BRASIL POLÍTICA

“Forças Armadas não vão obedecer a ordens absurdas”, diz Bolsonaro

Presidente defendeu indicação de militares no governo e afirmou que Ministério da Defesa foi criado por “imposição política”

Em cerimônia realizada no Palácio do Planalto nesta segunda-feira (27), o presidente Jair Bolsonaro (sem partido) disse que as Forças Armadas não vão cumprir “ordens absurdas” do governo ou qualquer outro e defendeu que Exército, Marinha e Aeronáutica sejam tratados com respeito.

“As Forças Armadas estão aqui, elas estão sob meu comando, sim. Se eu der ordem absurdas, elas vão cumprir? Não, nem a mim nem a governo nenhum. E as Forças Armadas têm que ser tratadas com respeito”, defendeu.

O mandatário também afirmou que a presença de grande número de militares no governo, que supera, inclusive, aquela durante o regime militar (1964-1985), existe porque seu ciclo de amizade é composto por pessoas originadas das três Forças.

“Alguns criticam que eu botei militar demais, mais até, proporcionalmente, do que os governos de Castello Branco a Figueiredo.
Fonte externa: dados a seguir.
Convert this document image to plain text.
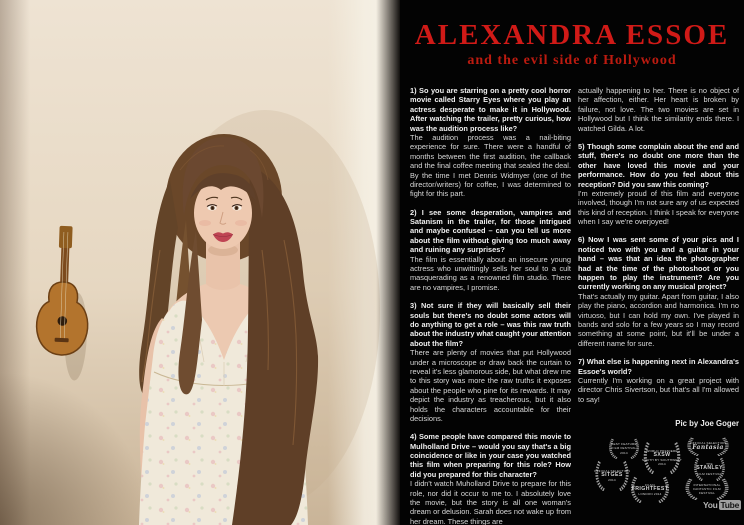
ALEXANDRA ESSOE
and the evil side of Hollywood

1) So you are starring on a pretty cool horror movie called Starry Eyes where you play an actress desperate to make it in Hollywood. After watching the trailer, pretty curious, how was the audition process like?

The audition process was a nail-biting experience for sure. There were a handful of months between the first audition, the callback and the final coffee meeting that sealed the deal. By the time I met Dennis Widmyer (one of the director/writers) for coffee, I was determined to fight for this part.

2) I see some desperation, vampires and Satanism in the trailer, for those intrigued and maybe confused – can you tell us more about the film without giving too much away and ruining any surprises?

The film is essentially about an insecure young actress who unwittingly sells her soul to a cult masquerading as a renowned film studio. There are no vampires, I promise.

3) Not sure if they will basically sell their souls but there's no doubt some actors will do anything to get a role – was this raw truth about the industry what caught your attention about the film?

There are plenty of movies that put Hollywood under a microscope or draw back the curtain to reveal it's less glamorous side, but what drew me to this story was more the raw truths it exposes about the people who pine for its rewards. It may depict the industry as treacherous, but it also holds the characters accountable for their decisions.

4) Some people have compared this movie to Mulholland Drive – would you say that's a big coincidence or like in your case you watched this film when preparing for this role? How did you prepared for this character?

I didn't watch Muholland Drive to prepare for this role, nor did it occur to me to. I absolutely love the movie, but the story is all one woman's dream or delusion. Sarah does not wake up from her dream. These things are

actually happening to her. There is no object of her affection, either. Her heart is broken by failure, not love. The two movies are set in Hollywood but I think the similarity ends there. I watched Gilda. A lot.

5) Though some complain about the end and stuff, there's no doubt one more than the other have loved this movie and your performance. How do you feel about this reception? Did you saw this coming?

I'm extremely proud of this film and everyone involved, though I'm not sure any of us expected this kind of reception. I think I speak for everyone when I say we're overjoyed!

6) Now I was sent some of your pics and I noticed two with you and a guitar in your hand – was that an idea the photographer had at the time of the photoshoot or you happen to play the instrument? Are you currently working on any musical project?

That's actually my guitar. Apart from guitar, I also play the piano, accordion and harmonica. I'm no virtuoso, but I can hold my own. I've played in bands and solo for a few years so I may record something at some point, but it'll be under a different name for sure.

7) What else is happening next in Alexandra's Essoe's world?

Currently I'm working on a great project with director Chris Sivertson, but that's all I'm allowed to say!

Pic by Joe Goger

BEST FEATURE
FILM FESTIVAL
2014	WORLD PREMIERE
SXSW
SOUTH BY SOUTHWEST
2014
OFFICIAL SELECTION
Fantasia
OFFICIAL SELECTION
SITGES
2014
THE
STANLEY
FILM FESTIVAL
FILM4
FRIGHTFEST
LONDON 2014
INTERNATIONAL
FANTASTIC FILM
FESTIVAL
You Tube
Sim, é verdade, é meu ciclo de amizade, assim como de outros presidentes foram de outras pessoas. Eram o ciclo de amizade deles. Comparem hoje todos os nossos ministros, incluindo os civis, com os que nos antecederam. É simples: queremos a volta disso?”, questionou Bolsonaro.

Em seguida, ele criticou as gestões passadas e afirmou que pastas como a dos Transportes, hoje Infraestrutura, eram foco de corrupção e escândalos semanais.

Bolsonaro indicou generais para postos-chave de seu ministério, como Augusto Heleno, no Gabinete de Segurança Institucional (GSI). Ele havia colocado militares em cargos políticos, responsáveis pela articulação com o Congresso Nacional, mas pressões políticas o levaram a fazer trocas e colocar parlamentares nesses postos.

Hoje, a Casa Civil é comandada pelo senador licenciado Ciro Nogueira (PP-PI), e a Secretaria de Governo está nas mãos da deputada federal Flávia Arruda (PL-DF). Amigo pessoal de Bolsonaro, o general Luiz Eduardo Ramos, que já havia chefiado ambas as pastas, foi remanejado para a Secretaria-Geral da Presidência, uma espécie de prefeitura do Planalto.

O presidente disse ainda que criação do Ministério da Defesa, em 1999, ocorreu por imposição política. A pasta foi criada por meio de uma proposta de emenda à Constituição (PEC). A declaração já foi feita em outros momentos para se defender do voto contrário à criação da pasta, quando Bolsonaro ainda era deputado federal.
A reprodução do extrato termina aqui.